Microsoft’s latest quarterly conference call with analysts was a tad unspectacular, with the company keeping a lot of the sales numbers to itself and not delivering much in line of new information.
One fact that was reiterated was that the Windows 8 business is only just starting. Microsoft’s chief financial officer, Peter Klein seemed quite optimistic that the OS’s growth would continue through the year as more and more devices featuring Windows 8 hit the store shelves.
Essentially Microsoft believes we will see much better sales not just of Windows 8, but computers in general, as hardware vendors bring more and more products out in the market. One of things that have hampered Windows 8’s lift off is a limited selection of new devices, particularly touch-enabled ones.
One thing, however, which Klein admitted could do a bit better was the Windows Store, particularly the quality of apps currently available over there:
“While the number of apps in the Windows Store quadrupled, we clearly have more work to do. We need more rich, immersive apps that give users access to content that inform, entertains and inspires.”
And this makes total sense, once you think about it.
A lot hinges on Microsoft’s flagship apps repository, the Windows Store. An attractive and appealing selection of apps, particularly exclusive ones can go a long way in generating consumer interest in Microsoft’s latest and greatest OS.

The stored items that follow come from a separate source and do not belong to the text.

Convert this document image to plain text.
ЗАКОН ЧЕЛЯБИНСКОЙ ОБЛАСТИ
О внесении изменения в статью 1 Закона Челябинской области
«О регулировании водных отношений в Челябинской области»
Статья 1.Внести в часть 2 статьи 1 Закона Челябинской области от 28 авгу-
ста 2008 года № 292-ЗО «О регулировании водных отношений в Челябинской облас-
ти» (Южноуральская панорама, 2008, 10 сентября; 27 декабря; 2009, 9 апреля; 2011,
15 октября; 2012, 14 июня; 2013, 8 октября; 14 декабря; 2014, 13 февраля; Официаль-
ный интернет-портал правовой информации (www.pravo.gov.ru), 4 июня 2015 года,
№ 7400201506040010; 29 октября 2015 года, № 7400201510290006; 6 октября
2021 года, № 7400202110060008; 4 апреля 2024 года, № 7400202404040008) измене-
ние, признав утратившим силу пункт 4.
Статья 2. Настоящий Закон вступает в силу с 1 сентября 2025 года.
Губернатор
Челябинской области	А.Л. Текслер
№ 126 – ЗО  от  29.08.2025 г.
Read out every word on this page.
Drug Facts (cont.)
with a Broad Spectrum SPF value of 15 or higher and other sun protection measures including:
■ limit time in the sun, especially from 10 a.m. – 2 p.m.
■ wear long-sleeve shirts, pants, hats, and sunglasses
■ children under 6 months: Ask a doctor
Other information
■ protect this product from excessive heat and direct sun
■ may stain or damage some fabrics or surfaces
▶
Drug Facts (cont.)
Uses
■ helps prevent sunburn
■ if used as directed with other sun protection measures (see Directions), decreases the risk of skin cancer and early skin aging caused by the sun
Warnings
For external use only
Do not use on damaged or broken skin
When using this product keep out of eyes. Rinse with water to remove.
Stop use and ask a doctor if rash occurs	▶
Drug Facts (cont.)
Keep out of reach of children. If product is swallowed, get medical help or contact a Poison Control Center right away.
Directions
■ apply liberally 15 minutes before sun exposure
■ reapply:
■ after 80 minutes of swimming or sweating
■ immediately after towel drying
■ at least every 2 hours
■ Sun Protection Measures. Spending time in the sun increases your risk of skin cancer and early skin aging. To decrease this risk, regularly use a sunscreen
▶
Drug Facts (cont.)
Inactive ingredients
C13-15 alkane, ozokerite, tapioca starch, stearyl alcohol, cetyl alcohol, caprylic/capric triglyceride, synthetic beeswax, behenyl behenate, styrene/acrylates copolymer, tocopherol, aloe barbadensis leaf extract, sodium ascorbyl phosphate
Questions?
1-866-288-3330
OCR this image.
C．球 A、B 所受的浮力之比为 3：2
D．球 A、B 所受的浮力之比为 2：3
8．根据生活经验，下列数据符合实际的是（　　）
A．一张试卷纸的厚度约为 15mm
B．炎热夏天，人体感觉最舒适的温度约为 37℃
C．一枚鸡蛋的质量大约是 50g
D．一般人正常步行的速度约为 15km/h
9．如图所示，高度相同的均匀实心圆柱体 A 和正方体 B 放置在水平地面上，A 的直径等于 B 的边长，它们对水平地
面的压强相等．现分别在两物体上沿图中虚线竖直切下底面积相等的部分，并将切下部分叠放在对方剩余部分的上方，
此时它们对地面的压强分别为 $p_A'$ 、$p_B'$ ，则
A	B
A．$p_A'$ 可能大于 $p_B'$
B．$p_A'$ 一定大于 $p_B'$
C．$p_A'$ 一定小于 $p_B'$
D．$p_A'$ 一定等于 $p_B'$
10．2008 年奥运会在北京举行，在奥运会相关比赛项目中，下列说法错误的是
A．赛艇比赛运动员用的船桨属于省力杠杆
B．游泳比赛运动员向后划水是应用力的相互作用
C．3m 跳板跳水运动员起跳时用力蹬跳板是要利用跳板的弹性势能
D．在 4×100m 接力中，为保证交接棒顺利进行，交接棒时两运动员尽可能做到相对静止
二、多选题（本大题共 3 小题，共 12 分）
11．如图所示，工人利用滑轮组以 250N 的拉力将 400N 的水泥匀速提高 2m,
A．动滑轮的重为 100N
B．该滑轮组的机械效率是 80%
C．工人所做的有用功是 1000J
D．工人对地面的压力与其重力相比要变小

The new paradigm shift that computing industry has witnessed over the past few years, means that platforms now live and die by their software and app support. The more apps it can boast, the healthier that platform is. And Windows 8 is no different.
But the good news is that several manufacturers have announced new models that are set to launch in the coming months, including touch-enabled tablet and notebook hybrids.
The phrase ‘No touch, no fun’, never sounded truer.